India is now considered to be the ‘cancer capital’ of the world. It accounts for the highest number of cancer deaths among all countries, and more than one million cases are reported very year. There may be many cases which are not reported at all, considering the poor state and reach of the public health system. Till now, people in the higher age groups were more prone to cancer. Though they still account for the most number of cases, the increase in the number of younger people with cancer has serious implications. Rising obesity, dietary changes, especially the increase in consumption of ultra-processed foods, and sedentary lifestyles are considered to be among the reasons for increasing incidence of cancer among younger persons. Consumption of tobacco and alcohol is another reason. In the case of cancer, as in the case of many other diseases, early detection is important for treatment. But in about two-thirds of the cancer cases, detection is not done in time.

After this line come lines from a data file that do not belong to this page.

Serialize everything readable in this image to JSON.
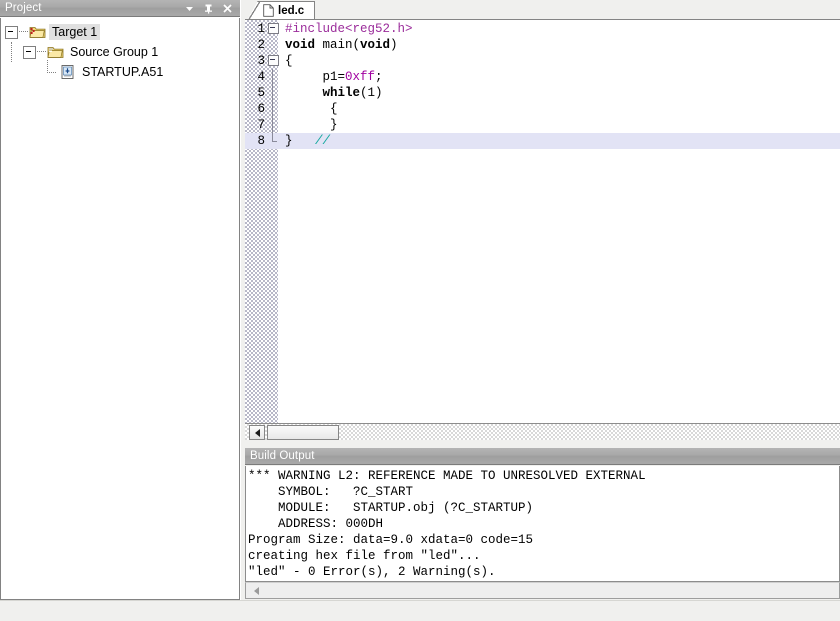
{
  "project_panel": {
    "title": "Project",
    "buttons": [
      {
        "name": "panel-menu-button",
        "icon": "chevron-down-icon"
      },
      {
        "name": "panel-pin-button",
        "icon": "pin-icon"
      },
      {
        "name": "panel-close-button",
        "icon": "close-icon"
      }
    ],
    "tree": [
      {
        "label": "Target 1",
        "level": 0,
        "icon": "target-folder-icon",
        "expanded": true,
        "selected": true
      },
      {
        "label": "Source Group 1",
        "level": 1,
        "icon": "source-group-folder-icon",
        "expanded": true,
        "selected": false
      },
      {
        "label": "STARTUP.A51",
        "level": 2,
        "icon": "asm-file-icon",
        "expanded": null,
        "selected": false
      }
    ]
  },
  "editor": {
    "tabs": [
      {
        "label": "led.c",
        "icon": "c-file-icon",
        "active": true
      }
    ],
    "code_lines": [
      {
        "num": "1",
        "fold": "box",
        "segments": [
          {
            "text": "#include<reg52.h>",
            "style": "pre"
          }
        ]
      },
      {
        "num": "2",
        "fold": "none",
        "segments": [
          {
            "text": "void",
            "style": "kw"
          },
          {
            "text": " main(",
            "style": "plain"
          },
          {
            "text": "void",
            "style": "kw"
          },
          {
            "text": ")",
            "style": "plain"
          }
        ]
      },
      {
        "num": "3",
        "fold": "box",
        "segments": [
          {
            "text": "{",
            "style": "plain"
          }
        ]
      },
      {
        "num": "4",
        "fold": "stem",
        "segments": [
          {
            "text": "     p1=",
            "style": "plain"
          },
          {
            "text": "0xff",
            "style": "num"
          },
          {
            "text": ";",
            "style": "plain"
          }
        ]
      },
      {
        "num": "5",
        "fold": "stem",
        "segments": [
          {
            "text": "     ",
            "style": "plain"
          },
          {
            "text": "while",
            "style": "kw"
          },
          {
            "text": "(1)",
            "style": "plain"
          }
        ]
      },
      {
        "num": "6",
        "fold": "stem",
        "segments": [
          {
            "text": "      {",
            "style": "plain"
          }
        ]
      },
      {
        "num": "7",
        "fold": "stem",
        "segments": [
          {
            "text": "      }",
            "style": "plain"
          }
        ]
      },
      {
        "num": "8",
        "fold": "end",
        "current": true,
        "segments": [
          {
            "text": "}   ",
            "style": "plain"
          },
          {
            "text": "//",
            "style": "cmt"
          }
        ]
      }
    ],
    "hscrollbar": {
      "left_button": "scroll-left-arrow",
      "thumb_present": true
    }
  },
  "build_output": {
    "title": "Build Output",
    "lines": [
      "*** WARNING L2: REFERENCE MADE TO UNRESOLVED EXTERNAL",
      "    SYMBOL:   ?C_START",
      "    MODULE:   STARTUP.obj (?C_STARTUP)",
      "    ADDRESS: 000DH",
      "Program Size: data=9.0 xdata=0 code=15",
      "creating hex file from \"led\"...",
      "\"led\" - 0 Error(s), 2 Warning(s)."
    ],
    "hscrollbar": {
      "left_button": "scroll-left-arrow",
      "disabled": true
    }
  },
  "colors": {
    "titlebar": "#a8a8a8",
    "titlebar_text": "#ffffff",
    "preprocessor": "#9b2d9b",
    "number_literal": "#a000a0",
    "comment": "#13a89e",
    "current_line": "#e2e3f5",
    "selection": "#e0e0e0",
    "window_bg": "#f0f0ee"
  }
}
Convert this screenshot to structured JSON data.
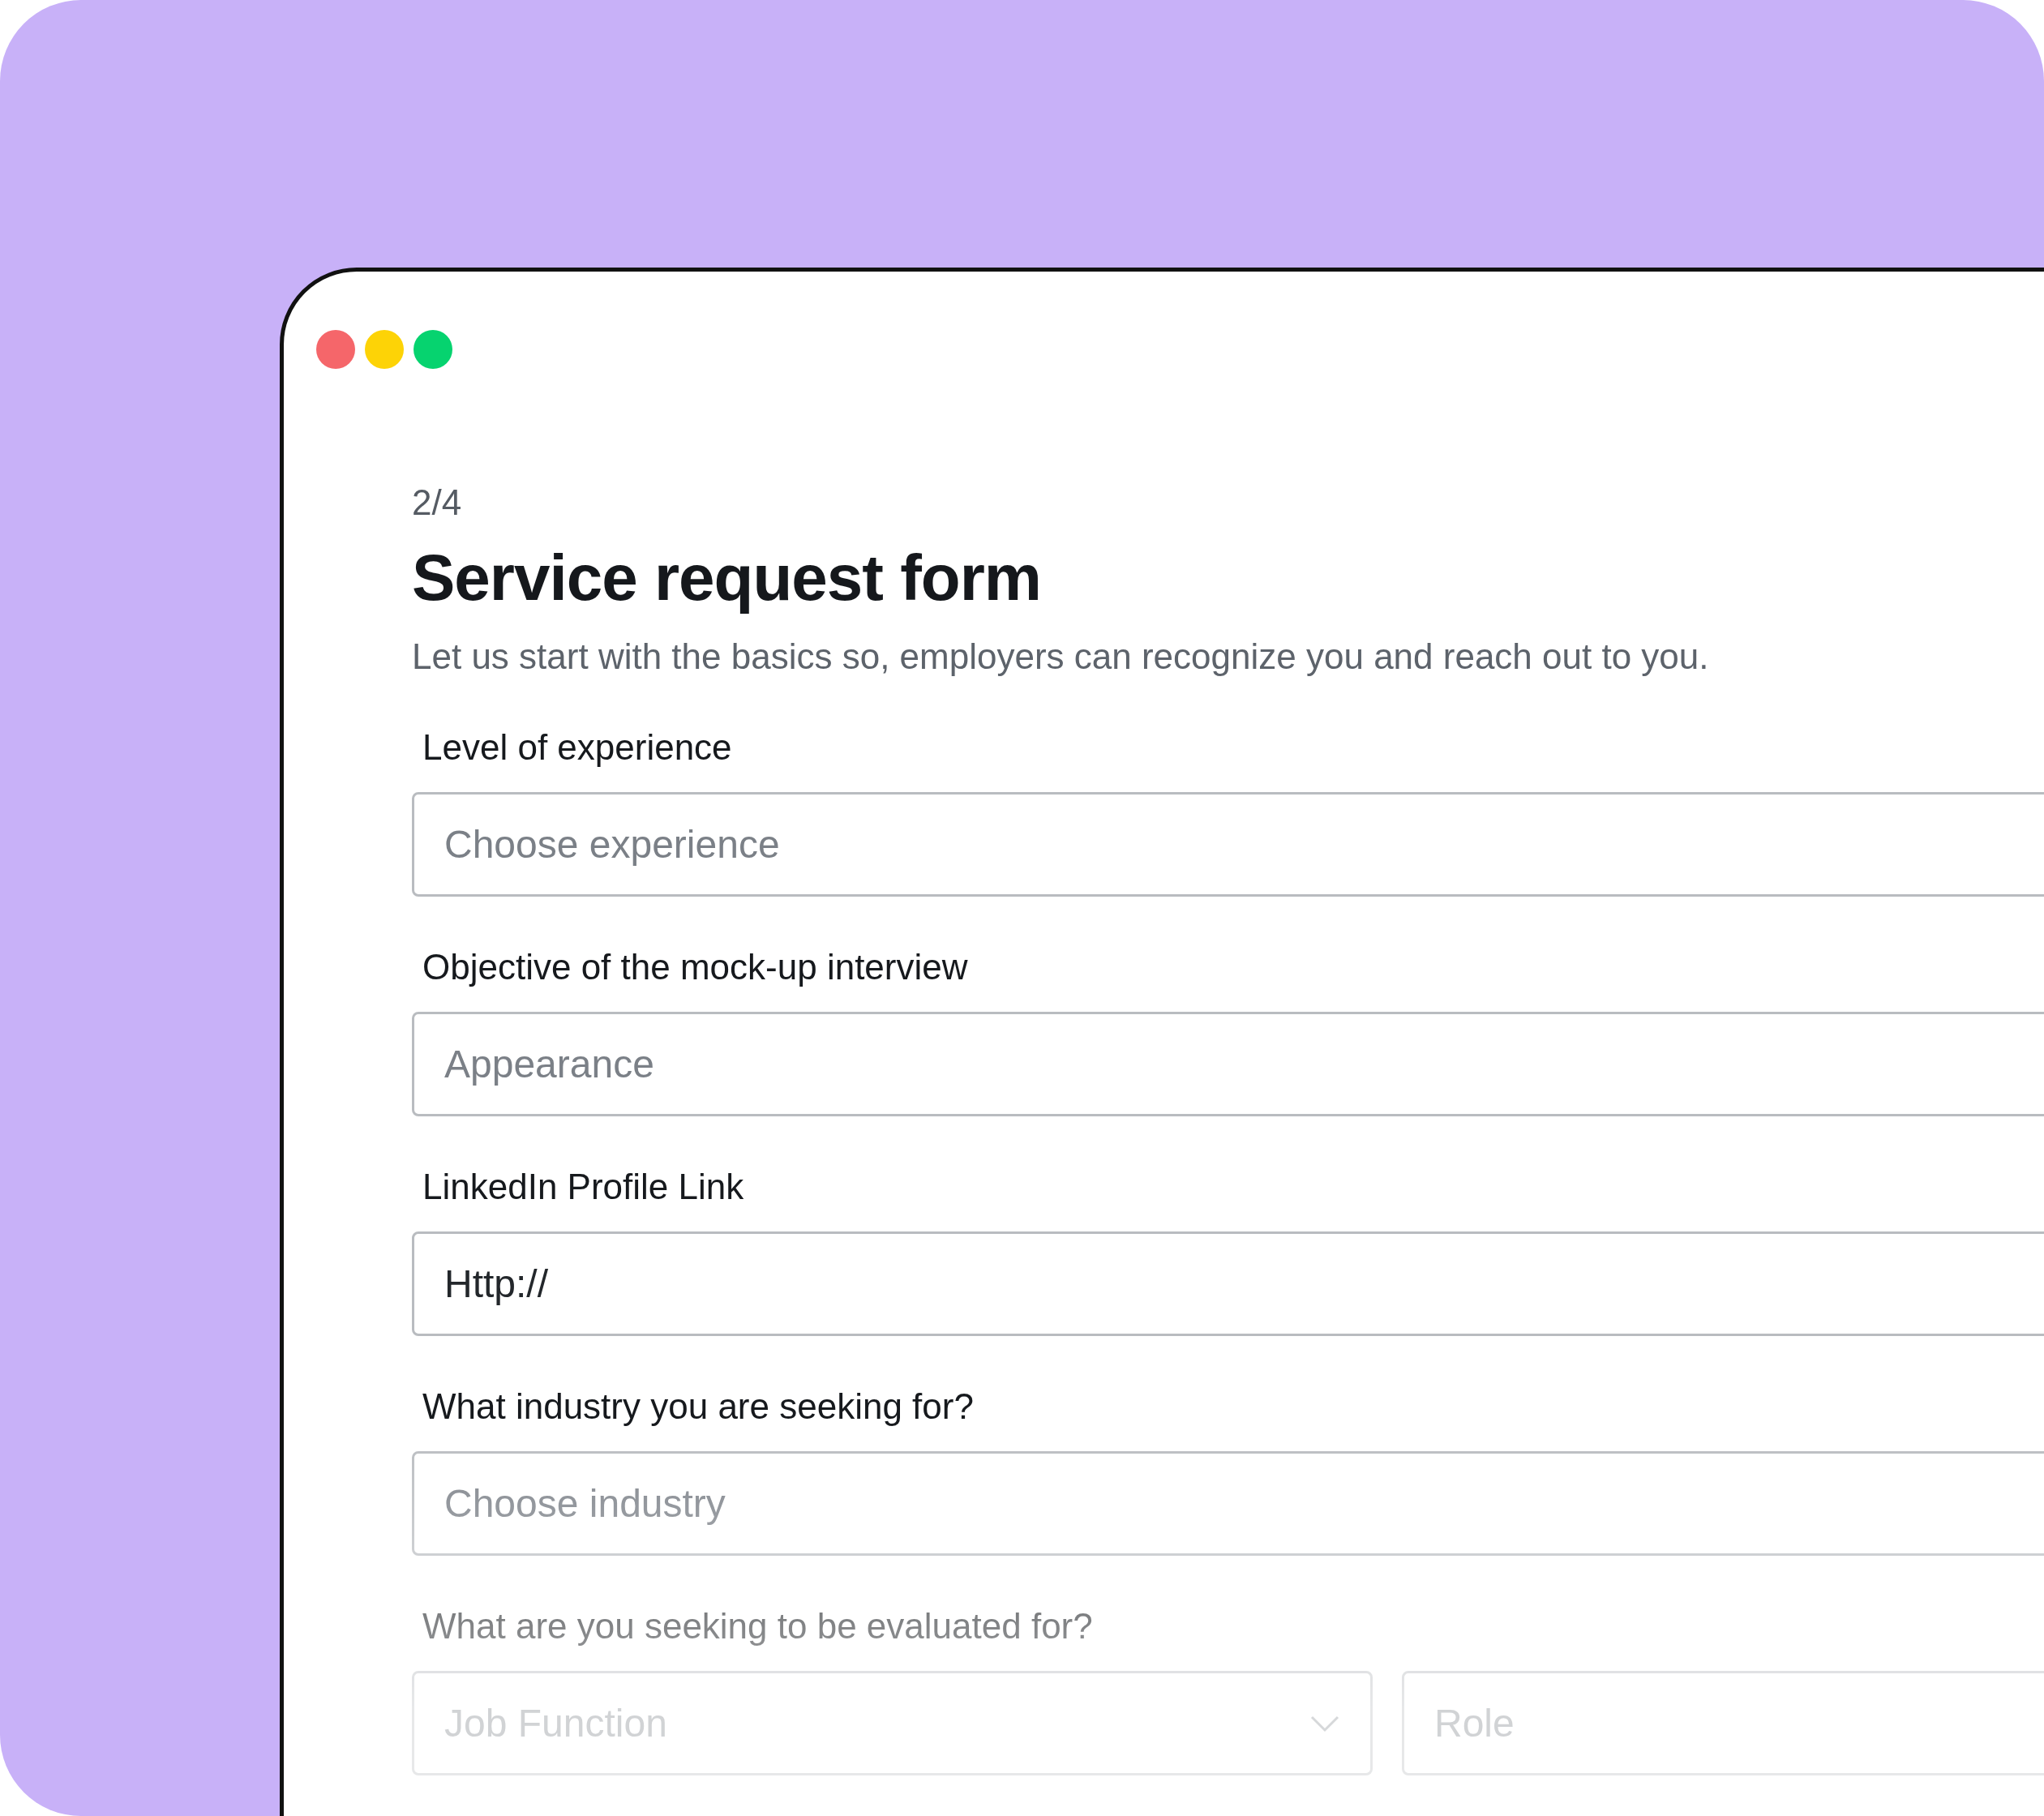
{
  "window": {
    "controls": [
      {
        "color": "#f5666a"
      },
      {
        "color": "#fdd306"
      },
      {
        "color": "#06d36f"
      }
    ]
  },
  "form": {
    "step": "2/4",
    "title": "Service request form",
    "subtitle": "Let us start with the basics so, employers can recognize you and reach out to you.",
    "fields": [
      {
        "label": "Level of experience",
        "inputs": [
          {
            "kind": "select",
            "placeholder": "Choose experience"
          }
        ]
      },
      {
        "label": "Objective of the mock-up interview",
        "inputs": [
          {
            "kind": "select",
            "placeholder": "Appearance"
          }
        ]
      },
      {
        "label": "LinkedIn Profile Link",
        "inputs": [
          {
            "kind": "text",
            "value": "Http://"
          }
        ]
      },
      {
        "label": "What industry you are seeking for?",
        "inputs": [
          {
            "kind": "select",
            "placeholder": "Choose industry"
          }
        ]
      },
      {
        "label": "What are you seeking to be evaluated for?",
        "inputs": [
          {
            "kind": "dropdown",
            "placeholder": "Job Function"
          },
          {
            "kind": "text",
            "placeholder": "Role"
          }
        ]
      }
    ]
  }
}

The study found that 27% of cancer cases are found out in the early stages while 63% are diagnosed in the late stages.

The lowering of the cancer-prone age has serious implications for the country’s health profile, individual and family budgets, and the economy and society as such. People under 40 are productive persons and form an important part of the working age group. Most of them have families, with children growing and going to school, and many may have parents also to look after. The country’s strategy to fight cancer should give special attention to this. There should be campaigns and education on lifestyle changes, and more facilities for screening, early detection and treatment of cancer. There should also be more studies and research, medical and non-medical, on cancer, which will be useful in the fight against the disease.